Monday, May. 18, 1959
Handicap Winner
"I lead an ordinary life doing ordinary things," said the short, sandy-haired woman waiting to be called as an honored guest to the platform in Washington's resplendent Departmental Auditorium last week. "I'm just doing what other people are doing." Dr. Anne Carlsen, 43, was right in a way. She just does "what other people are doing," but with a difference: she does it with no arms, and with artificial legs. The President's Committee on Employment of the Physically Handicapped could have found no more logical recipient for its annual trophy award to the "Handicapped American of the Year."
When Anne Carlsen was born in Grantsburg, Wis., she had only stubs of arms ending above the elbow, her right leg ended above the knee, and the left was malformed, ending in a clubfoot. Left motherless at four, Anne got tireless encouragement from her father, an elder sister and four brothers. On a coaster wagon she learned to take part in a modified version of baseball. At eight she was pronounced ready for school, but only after a psychologist had gone over her and solemnly pronounced her "educable." Anne raced through two grades a year.
Kids Are Kinder. There was time out for a long hospital siege, to straighten out the contractures in Anne's one knee.

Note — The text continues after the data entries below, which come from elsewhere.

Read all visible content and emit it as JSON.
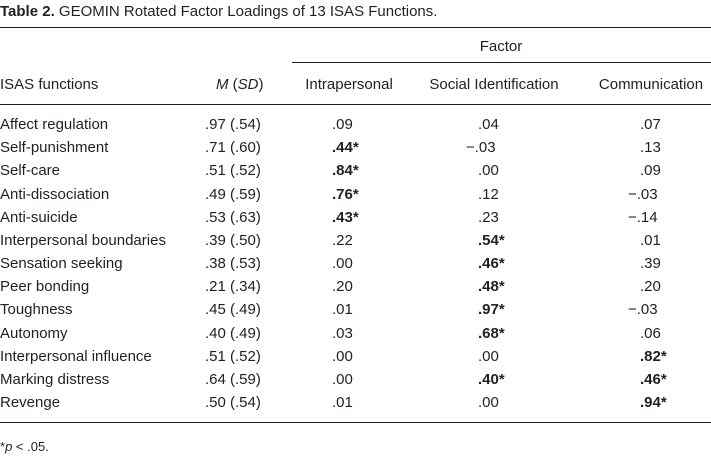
{
  "caption": {
    "label": "Table 2.",
    "text": "GEOMIN Rotated Factor Loadings of 13 ISAS Functions."
  },
  "header": {
    "group_label": "Factor",
    "col_name": "ISAS functions",
    "col_m": "M",
    "col_sd": "SD",
    "factors": [
      "Intrapersonal",
      "Social Identification",
      "Communication"
    ]
  },
  "rows": [
    {
      "name": "Affect regulation",
      "msd": ".97 (.54)",
      "values": [
        ".09",
        ".04",
        ".07"
      ]
    },
    {
      "name": "Self-punishment",
      "msd": ".71 (.60)",
      "values": [
        ".44*",
        "−.03",
        ".13"
      ]
    },
    {
      "name": "Self-care",
      "msd": ".51 (.52)",
      "values": [
        ".84*",
        ".00",
        ".09"
      ]
    },
    {
      "name": "Anti-dissociation",
      "msd": ".49 (.59)",
      "values": [
        ".76*",
        ".12",
        "−.03"
      ]
    },
    {
      "name": "Anti-suicide",
      "msd": ".53 (.63)",
      "values": [
        ".43*",
        ".23",
        "−.14"
      ]
    },
    {
      "name": "Interpersonal boundaries",
      "msd": ".39 (.50)",
      "values": [
        ".22",
        ".54*",
        ".01"
      ]
    },
    {
      "name": "Sensation seeking",
      "msd": ".38 (.53)",
      "values": [
        ".00",
        ".46*",
        ".39"
      ]
    },
    {
      "name": "Peer bonding",
      "msd": ".21 (.34)",
      "values": [
        ".20",
        ".48*",
        ".20"
      ]
    },
    {
      "name": "Toughness",
      "msd": ".45 (.49)",
      "values": [
        ".01",
        ".97*",
        "−.03"
      ]
    },
    {
      "name": "Autonomy",
      "msd": ".40 (.49)",
      "values": [
        ".03",
        ".68*",
        ".06"
      ]
    },
    {
      "name": "Interpersonal influence",
      "msd": ".51 (.52)",
      "values": [
        ".00",
        ".00",
        ".82*"
      ]
    },
    {
      "name": "Marking distress",
      "msd": ".64 (.59)",
      "values": [
        ".00",
        ".40*",
        ".46*"
      ]
    },
    {
      "name": "Revenge",
      "msd": ".50 (.54)",
      "values": [
        ".01",
        ".00",
        ".94*"
      ]
    }
  ],
  "footnote": {
    "symbol": "*",
    "p": "p",
    "text": " < .05."
  }
}
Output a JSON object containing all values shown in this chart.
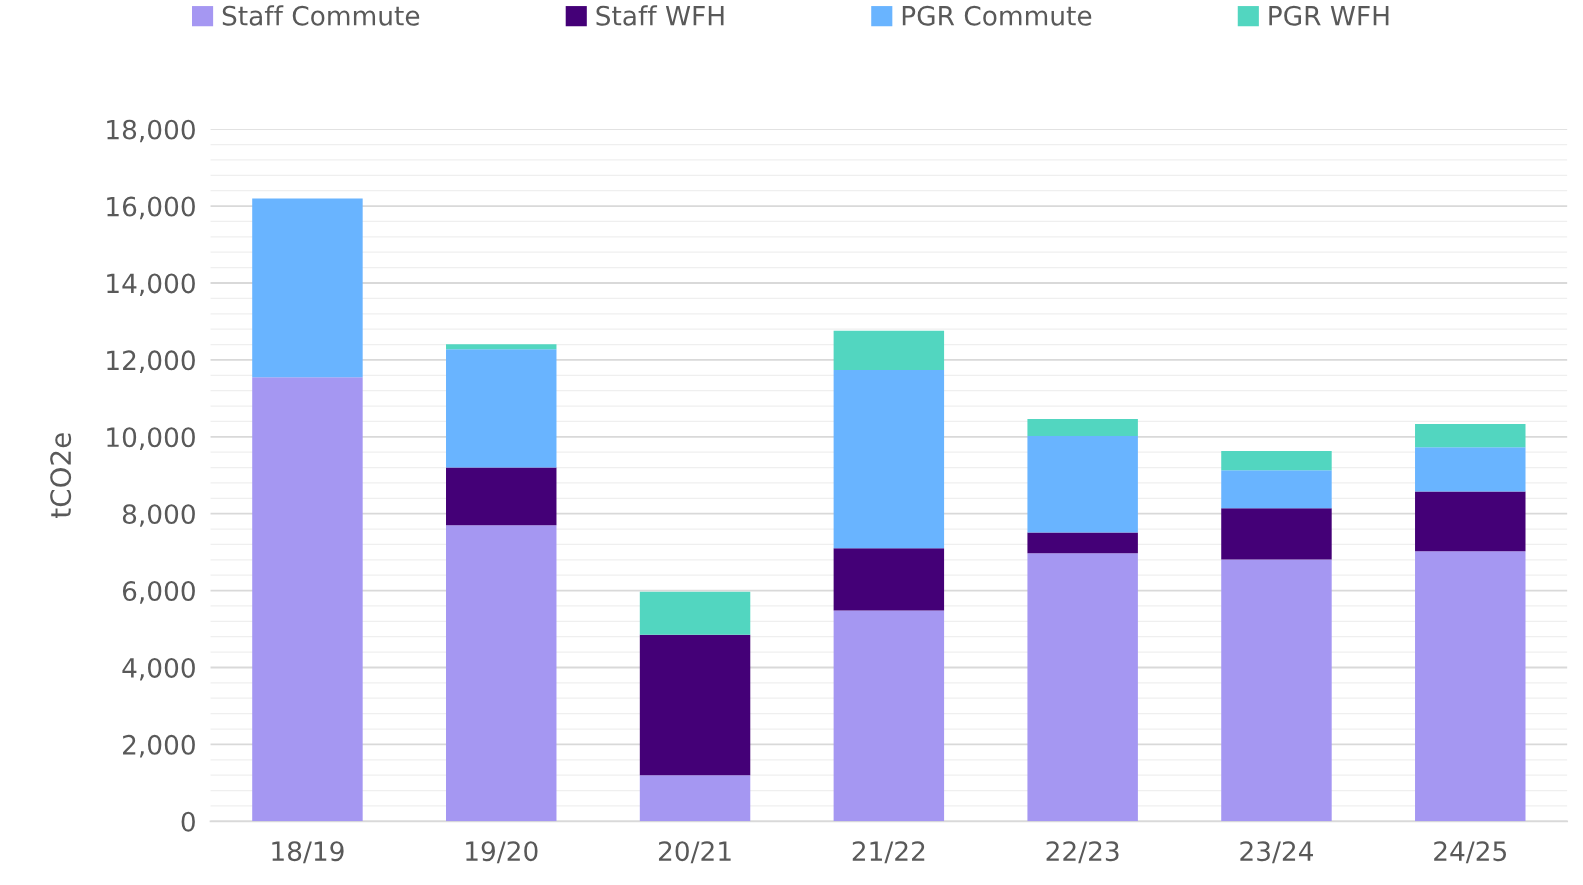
{
  "chart_data": {
    "type": "bar",
    "stacked": true,
    "ylabel": "tCO2e",
    "categories": [
      "18/19",
      "19/20",
      "20/21",
      "21/22",
      "22/23",
      "23/24",
      "24/25"
    ],
    "series": [
      {
        "name": "Staff Commute",
        "color": "#a597f2",
        "values": [
          11550,
          7700,
          1200,
          5480,
          6970,
          6810,
          7020
        ]
      },
      {
        "name": "Staff WFH",
        "color": "#440077",
        "values": [
          0,
          1500,
          3650,
          1620,
          540,
          1330,
          1560
        ]
      },
      {
        "name": "PGR Commute",
        "color": "#69b4ff",
        "values": [
          4650,
          3080,
          0,
          4640,
          2510,
          990,
          1150
        ]
      },
      {
        "name": "PGR WFH",
        "color": "#52d6c0",
        "values": [
          0,
          130,
          1120,
          1020,
          440,
          500,
          600
        ]
      }
    ],
    "ylim": [
      0,
      18000
    ],
    "yticks": [
      {
        "value": 0,
        "label": "0"
      },
      {
        "value": 400,
        "label": null
      },
      {
        "value": 800,
        "label": null
      },
      {
        "value": 1200,
        "label": null
      },
      {
        "value": 1600,
        "label": null
      },
      {
        "value": 2000,
        "label": "2,000"
      },
      {
        "value": 2400,
        "label": null
      },
      {
        "value": 2800,
        "label": null
      },
      {
        "value": 3200,
        "label": null
      },
      {
        "value": 3600,
        "label": null
      },
      {
        "value": 4000,
        "label": "4,000"
      },
      {
        "value": 4400,
        "label": null
      },
      {
        "value": 4800,
        "label": null
      },
      {
        "value": 5200,
        "label": null
      },
      {
        "value": 5600,
        "label": null
      },
      {
        "value": 6000,
        "label": "6,000"
      },
      {
        "value": 6400,
        "label": null
      },
      {
        "value": 6800,
        "label": null
      },
      {
        "value": 7200,
        "label": null
      },
      {
        "value": 7600,
        "label": null
      },
      {
        "value": 8000,
        "label": "8,000"
      },
      {
        "value": 8400,
        "label": null
      },
      {
        "value": 8800,
        "label": null
      },
      {
        "value": 9200,
        "label": null
      },
      {
        "value": 9600,
        "label": null
      },
      {
        "value": 10000,
        "label": "10,000"
      },
      {
        "value": 10400,
        "label": null
      },
      {
        "value": 10800,
        "label": null
      },
      {
        "value": 11200,
        "label": null
      },
      {
        "value": 11600,
        "label": null
      },
      {
        "value": 12000,
        "label": "12,000"
      },
      {
        "value": 12400,
        "label": null
      },
      {
        "value": 12800,
        "label": null
      },
      {
        "value": 13200,
        "label": null
      },
      {
        "value": 13600,
        "label": null
      },
      {
        "value": 14000,
        "label": "14,000"
      },
      {
        "value": 14400,
        "label": null
      },
      {
        "value": 14800,
        "label": null
      },
      {
        "value": 15200,
        "label": null
      },
      {
        "value": 15600,
        "label": null
      },
      {
        "value": 16000,
        "label": "16,000"
      },
      {
        "value": 16400,
        "label": null
      },
      {
        "value": 16800,
        "label": null
      },
      {
        "value": 17200,
        "label": null
      },
      {
        "value": 17600,
        "label": null
      },
      {
        "value": 18000,
        "label": "18,000"
      }
    ],
    "grid": "y",
    "legend": "top"
  }
}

She went home able to walk, but only with a device so clumsy that she soon discarded it. When she was in high school, her left leg was amputated below the knee. Then, with artificial legs and crutches, Anne could really walk. But as she advanced to college (St. Paul's Luther Junior College and the University of Minnesota), Anne found it harder to win acceptance than it had been among young children, and harder still to get the training she wanted to make her self-supporting as a teacher.
After discouraging years of baby-sitting and of writing, which brought only rejection slips, Anne Carlsen got the break she longed for: a chance to teach at a special school for crippled children in Fargo, N. Dak. The children, she found, quickly adjusted to her multiple .handicaps, soon seemed not to notice them. Summer studies won her an M.A., and in 1949 Anne Carlsen got her Ph.D. in education from Minnesota. The next year Dr. Carlsen moved in as superintendent of the Crippled Children's School, which had moved to Jamestown. N. Dak.
Driving Is More Fun. There she lives alone in a two-room apartment over the school. The one thing she leaves to others is cooking. In the office she usually dictates letters, though she has learned to write--far more legibly than most people with normal hands--with a special pen hooked to her stump. Dr. Carlsen attends conventions all over the country, traveling easily by plane or train if it is too far to drive. But driving she loves, in a car with special controls, like those for handicapped veterans. "It's the only thing I'm proud of," she says. And since Dr. Carlsen got her license in 1954, she has safely driven 42,000 miles.
But when Vice President Richard Nixon presented the trophy last week, Dr. Carlsen had no hands to receive it. Nixon held it while, with good poise on her crutches, she made an apt acceptance speech.